From 1996 to 2005, Boze served as the state coordinator of the American Council on Education Women's Network for Texas and serves on the editorial board of ACE Network News. From 1997 to 2005, she chaired the Women Administrators in Management Education (the women's affinity group) of the Association for the Advancement of Colleges and Schools of Business.

==Environmental Leadership and Service==
Boze has a lifelong passion for the environment. She secured private funding for the Hoover Center for Environmental Media Activism. Under her leadership, Kent State Stark was recognized on the President's Higher Education Community Service Honor Roll every year from 2006 to 2009. Boze's leadership in P-16 collaboration led to alignment of high school graduation requirements in mathematics with workforce readiness and college readiness.

Boze signed the American College and University President's Climate Commitment (ACUPCC) for both Kent State University and the College of The Bahamas

Ecology Flag

Boze sewed and flew one of the first Ecology Flags for the original Earth Day. She is considered an international leader in Education for Sustainable Development. She was instrumental in the IAU Iquitos Statement on Higher Education for Sustainable Development, part of the United Nations Decade of Education for Sustainable Development.

As both president of the College of The Bahamas and CEO and Dean of Kent State University at Stark, Boze signed the American College and University Presidents Climate Commitment, and the campus joined the Association for the Advancement of Sustainability in Higher Education, and became one of the largest recyclers in Stark County (Ohio).
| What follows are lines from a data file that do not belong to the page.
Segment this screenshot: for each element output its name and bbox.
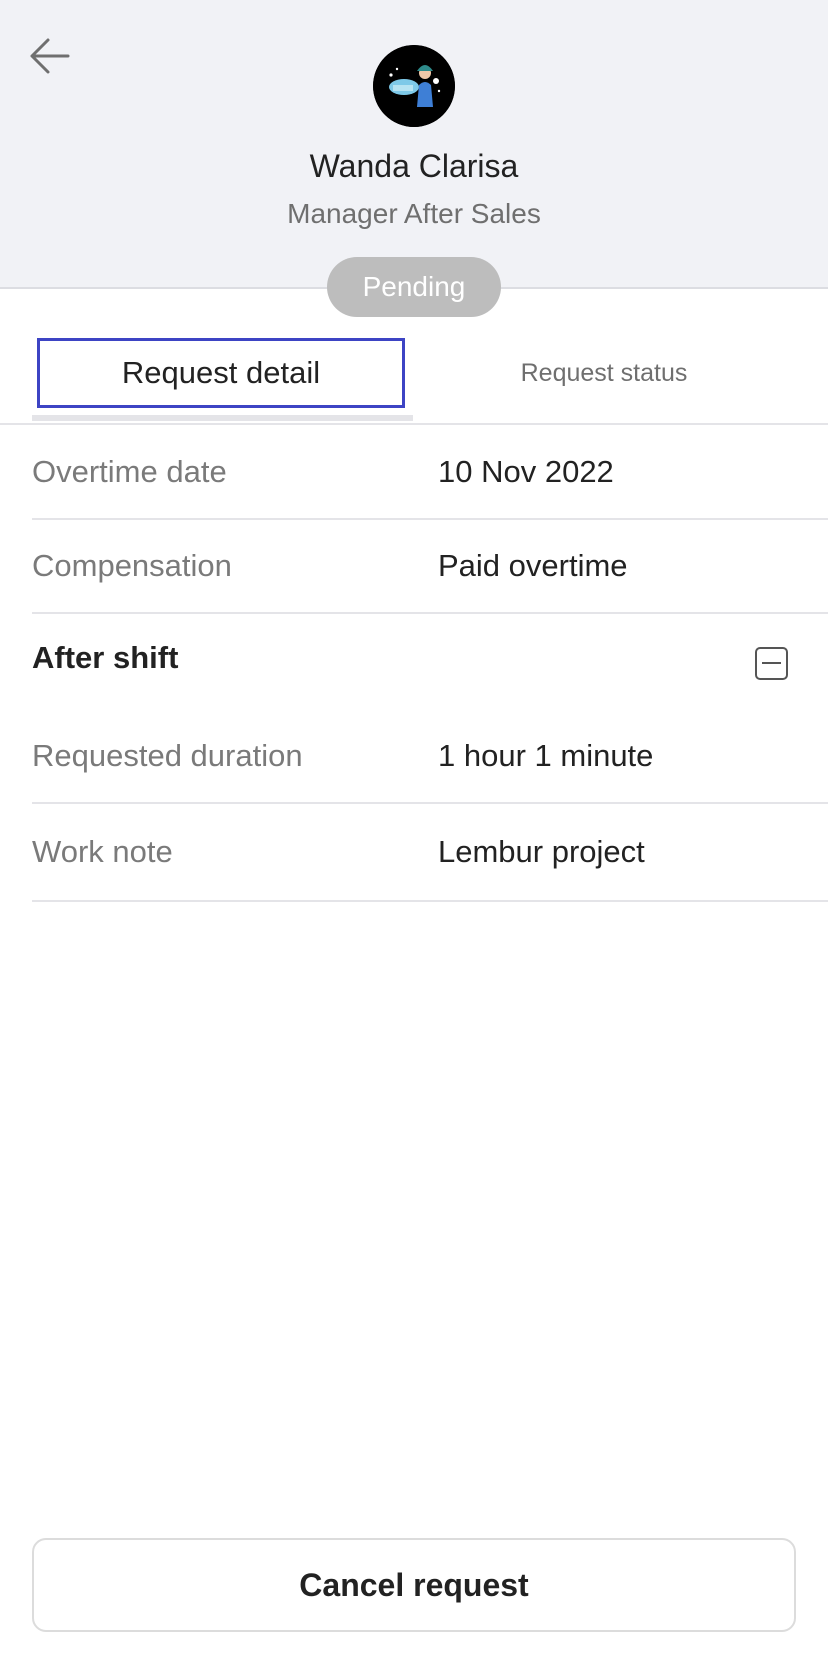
overtime-date-row: Overtime date 10 Nov 2022	[32, 425, 828, 520]
collapse-section-button[interactable]	[755, 647, 788, 680]
active-tab-indicator	[32, 415, 413, 421]
status-badge: Pending	[327, 257, 501, 317]
tab-request-detail[interactable]: Request detail	[37, 338, 405, 408]
overtime-date-label: Overtime date	[32, 453, 227, 489]
cancel-request-button[interactable]: Cancel request	[32, 1538, 796, 1632]
tab-request-status[interactable]: Request status	[414, 338, 794, 408]
tab-bar: Request detail Request status	[0, 330, 828, 424]
compensation-row: Compensation Paid overtime	[32, 520, 828, 614]
work-note-value: Lembur project	[438, 834, 645, 869]
compensation-label: Compensation	[32, 548, 232, 583]
back-button[interactable]	[22, 28, 78, 84]
employee-name: Wanda Clarisa	[309, 148, 519, 184]
employee-role: Manager After Sales	[287, 198, 541, 229]
arrow-left-icon	[30, 38, 70, 74]
requested-duration-value: 1 hour 1 minute	[438, 738, 654, 773]
profile-header: Wanda Clarisa Manager After Sales	[0, 0, 828, 289]
overtime-date-value: 10 Nov 2022	[438, 453, 614, 489]
work-note-row: Work note Lembur project	[32, 804, 828, 902]
compensation-value: Paid overtime	[438, 548, 628, 583]
after-shift-title: After shift	[32, 640, 179, 675]
requested-duration-label: Requested duration	[32, 738, 303, 773]
work-note-label: Work note	[32, 834, 173, 869]
avatar	[373, 45, 455, 127]
requested-duration-row: Requested duration 1 hour 1 minute	[32, 710, 828, 804]
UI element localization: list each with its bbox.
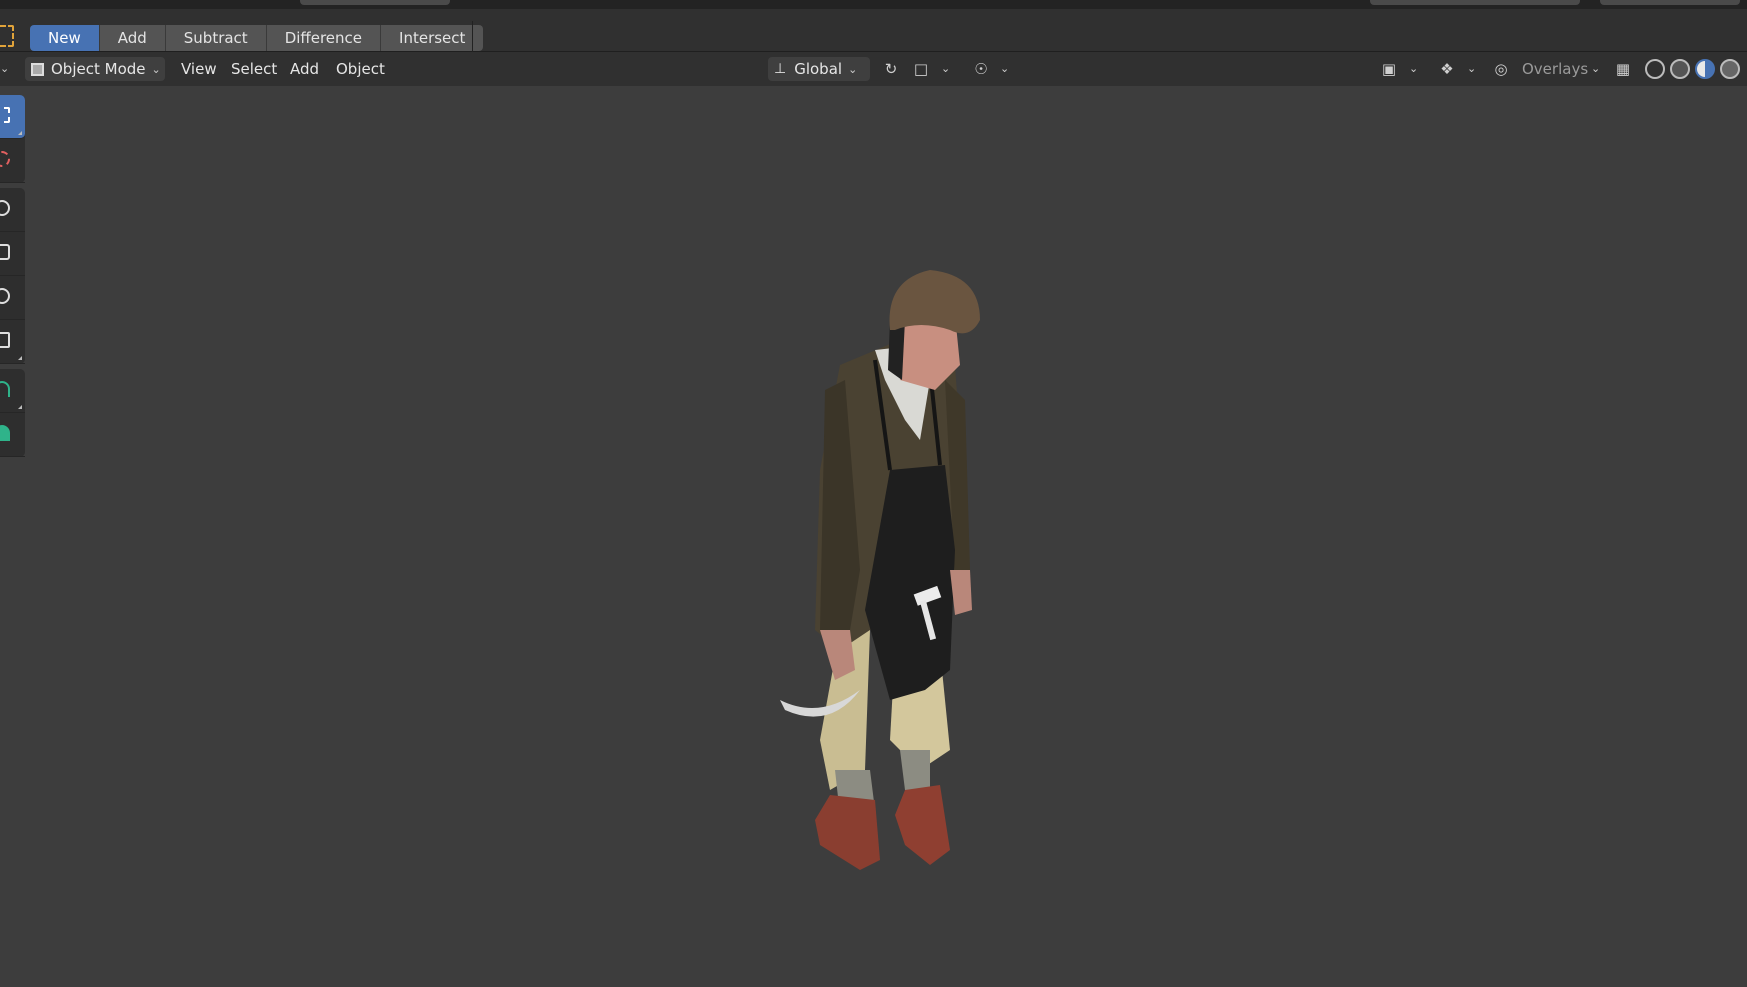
transform-icon [0, 332, 10, 348]
view-layer-selector[interactable] [1600, 0, 1740, 5]
tool-group-transform [0, 188, 25, 364]
measure-icon [0, 425, 10, 441]
editor-type-chevron-icon[interactable]: ⌄ [0, 62, 9, 75]
object-mode-label: Object Mode [51, 60, 146, 78]
select-box-icon [0, 107, 10, 123]
tool-shelf [0, 95, 25, 462]
workspace-tab[interactable] [300, 0, 450, 5]
object-mode-icon [31, 62, 44, 76]
gizmo-icon[interactable]: ❖ [1436, 58, 1458, 80]
annotate-icon [0, 381, 10, 397]
orientation-axes-icon: ⊥ [774, 61, 787, 77]
select-box-mode-icon[interactable] [0, 25, 14, 47]
cap [889, 270, 980, 334]
move-tool[interactable] [0, 188, 25, 232]
measure-tool[interactable] [0, 413, 25, 457]
material-preview-half [1697, 61, 1705, 77]
scale-icon [0, 288, 10, 304]
right-legging [900, 750, 930, 790]
tool-group-annotate [0, 369, 25, 457]
scale-tool[interactable] [0, 276, 25, 320]
select-box-tool[interactable] [0, 95, 25, 139]
tool-group-select [0, 95, 25, 183]
orientation-dropdown[interactable]: ⊥ Global ⌄ [768, 57, 870, 81]
mode-new-button[interactable]: New [30, 25, 100, 51]
chevron-down-icon: ⌄ [848, 62, 858, 76]
top-bar [0, 0, 1747, 9]
material-preview-icon[interactable] [1695, 59, 1715, 79]
tool-settings-header: New Add Subtract Difference Intersect [0, 9, 1747, 57]
right-boot [895, 785, 950, 865]
rendered-shading-icon[interactable] [1720, 59, 1740, 79]
selection-mode-group: New Add Subtract Difference Intersect [30, 25, 484, 51]
mode-intersect-button[interactable]: Intersect [381, 25, 484, 51]
scene-selector[interactable] [1370, 0, 1580, 5]
tool-variants-corner-icon [18, 356, 22, 360]
cursor-icon [0, 151, 10, 167]
menu-view[interactable]: View [181, 60, 217, 78]
overlays-dropdown[interactable]: Overlays [1522, 60, 1588, 78]
overlays-icon[interactable]: ◎ [1490, 58, 1512, 80]
cursor-tool[interactable] [0, 139, 25, 183]
mode-add-button[interactable]: Add [99, 25, 166, 51]
move-icon [0, 200, 10, 216]
tool-variants-corner-icon [18, 131, 22, 135]
rotate-icon [0, 244, 10, 260]
right-hand [950, 570, 972, 615]
chevron-down-icon: ⌄ [151, 62, 161, 76]
left-boot [815, 795, 880, 870]
tool-variants-corner-icon [18, 405, 22, 409]
character-model[interactable] [780, 270, 1040, 880]
left-hand [820, 630, 855, 680]
menu-add[interactable]: Add [290, 60, 319, 78]
xray-toggle-icon[interactable]: ▦ [1612, 58, 1634, 80]
gizmo-chevron-icon[interactable]: ⌄ [1467, 62, 1476, 75]
pivot-point-icon[interactable]: ↻ [880, 58, 902, 80]
mode-difference-button[interactable]: Difference [266, 25, 382, 51]
rotate-tool[interactable] [0, 232, 25, 276]
snap-chevron-icon[interactable]: ⌄ [941, 62, 950, 75]
proportional-editing-icon[interactable]: ☉ [970, 58, 992, 80]
solid-shading-icon[interactable] [1670, 59, 1690, 79]
object-mode-dropdown[interactable]: Object Mode ⌄ [25, 57, 165, 81]
menu-object[interactable]: Object [336, 60, 385, 78]
menu-select[interactable]: Select [231, 60, 277, 78]
orientation-label: Global [794, 60, 843, 78]
snap-icon[interactable]: □ [910, 58, 932, 80]
object-type-visibility-icon[interactable]: ▣ [1378, 58, 1400, 80]
wireframe-shading-icon[interactable] [1645, 59, 1665, 79]
overlays-chevron-icon[interactable]: ⌄ [1591, 62, 1600, 75]
proportional-chevron-icon[interactable]: ⌄ [1000, 62, 1009, 75]
viewport-header: ⌄ Object Mode ⌄ View Select Add Object ⊥… [0, 52, 1747, 86]
annotate-tool[interactable] [0, 369, 25, 413]
mode-subtract-button[interactable]: Subtract [165, 25, 267, 51]
transform-tool[interactable] [0, 320, 25, 364]
visibility-chevron-icon[interactable]: ⌄ [1409, 62, 1418, 75]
The campus is the site of Stark County's Earth Day and dedicated a pond as a federally protected wetland in 2007. Beginning with the 2008 graduating class, graduates were encouraged to take the "Graduation Pledge" of social and environmental responsibility.
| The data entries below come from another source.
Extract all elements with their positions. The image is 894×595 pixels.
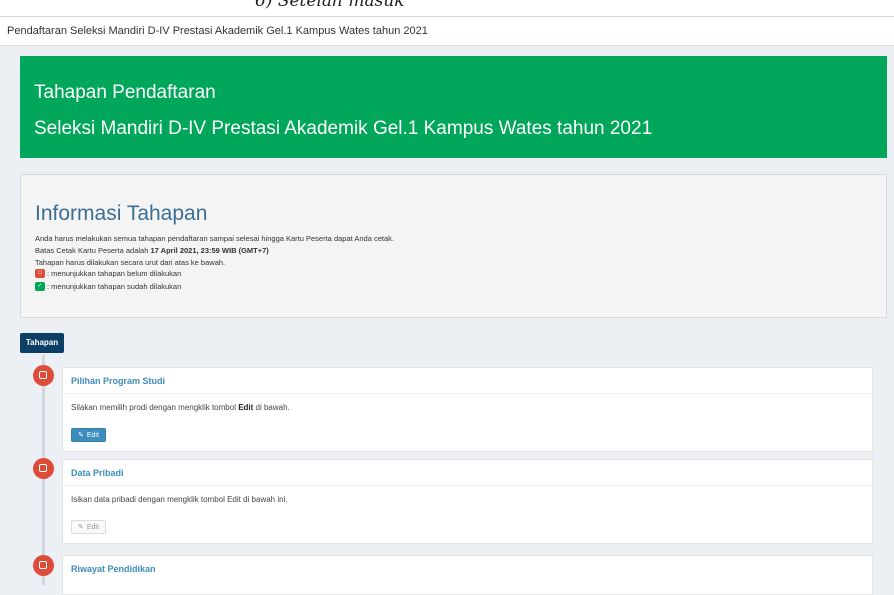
- step-card-data-pribadi: Data Pribadi Isikan data pribadi dengan …: [62, 459, 873, 544]
- legend-not-done: □: menunjukkan tahapan belum dilakukan: [35, 268, 182, 279]
- info-line-3: Tahapan harus dilakukan secara urut dari…: [35, 258, 226, 267]
- cropped-heading-text: 6) Setelah masuk: [255, 0, 405, 11]
- legend-done: ✓: menunjukkan tahapan sudah dilakukan: [35, 281, 182, 292]
- info-box: Informasi Tahapan Anda harus melakukan s…: [20, 174, 887, 318]
- step-card-program-studi: Pilihan Program Studi Silakan memilih pr…: [62, 367, 873, 452]
- pencil-icon: ✎: [78, 524, 84, 531]
- info-title: Informasi Tahapan: [35, 202, 208, 225]
- hero-title: Tahapan Pendaftaran: [34, 82, 216, 103]
- pencil-icon: ✎: [78, 432, 84, 439]
- page-title: Pendaftaran Seleksi Mandiri D-IV Prestas…: [0, 17, 894, 46]
- cropped-document-heading: 6) Setelah masuk: [0, 0, 894, 17]
- timeline-badge: Tahapan: [20, 333, 64, 353]
- step-title: Data Pribadi: [71, 468, 124, 478]
- step-status-icon: [33, 458, 54, 479]
- hero-banner: Tahapan Pendaftaran Seleksi Mandiri D-IV…: [20, 56, 887, 158]
- step-card-riwayat-pendidikan: Riwayat Pendidikan: [62, 555, 873, 595]
- legend-not-done-text: : menunjukkan tahapan belum dilakukan: [47, 269, 182, 278]
- deadline-label: Batas Cetak Kartu Peserta adalah: [35, 246, 151, 255]
- edit-data-pribadi-button[interactable]: ✎ Edit: [71, 520, 106, 534]
- step-title: Pilihan Program Studi: [71, 376, 166, 386]
- edit-button-label: Edit: [86, 432, 99, 439]
- edit-button-label: Edit: [86, 524, 99, 531]
- hero-subtitle: Seleksi Mandiri D-IV Prestasi Akademik G…: [34, 118, 653, 139]
- divider: [63, 485, 872, 486]
- deadline-value: 17 April 2021, 23:59 WIB (GMT+7): [150, 246, 269, 255]
- divider: [63, 393, 872, 394]
- edit-program-studi-button[interactable]: ✎ Edit: [71, 428, 106, 442]
- step-status-icon: [33, 365, 54, 386]
- legend-done-text: : menunjukkan tahapan sudah dilakukan: [47, 282, 182, 291]
- step-description: Isikan data pribadi dengan mengklik tomb…: [71, 495, 288, 504]
- info-line-2: Batas Cetak Kartu Peserta adalah 17 Apri…: [35, 246, 269, 255]
- step-title: Riwayat Pendidikan: [71, 564, 156, 574]
- info-line-1: Anda harus melakukan semua tahapan penda…: [35, 234, 394, 243]
- not-done-icon: □: [35, 268, 45, 278]
- step-status-icon: [33, 555, 54, 576]
- done-icon: ✓: [35, 281, 45, 291]
- step-description: Silakan memilih prodi dengan mengklik to…: [71, 403, 290, 412]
==Delta Delta Delta Leadership==
Boze is a third-generation Delta Delta Delta (Theta Kappa, Southern Methodist University). She served as the president of the Delta Delta Delta Alumnae Chapter (Alaska), president of the Rio Grande Valley Alumnae Chapter (Texas), state reference chairman (Alaska), alumnae advisor of the University of Arkansas collegiate chapter, panhellenic advisor at the Louisiana State University Shreveport collegiate chapter, and president of Wish Upon a Star, at the Shreveport, Louisiana alumnae chapter philanthropy events.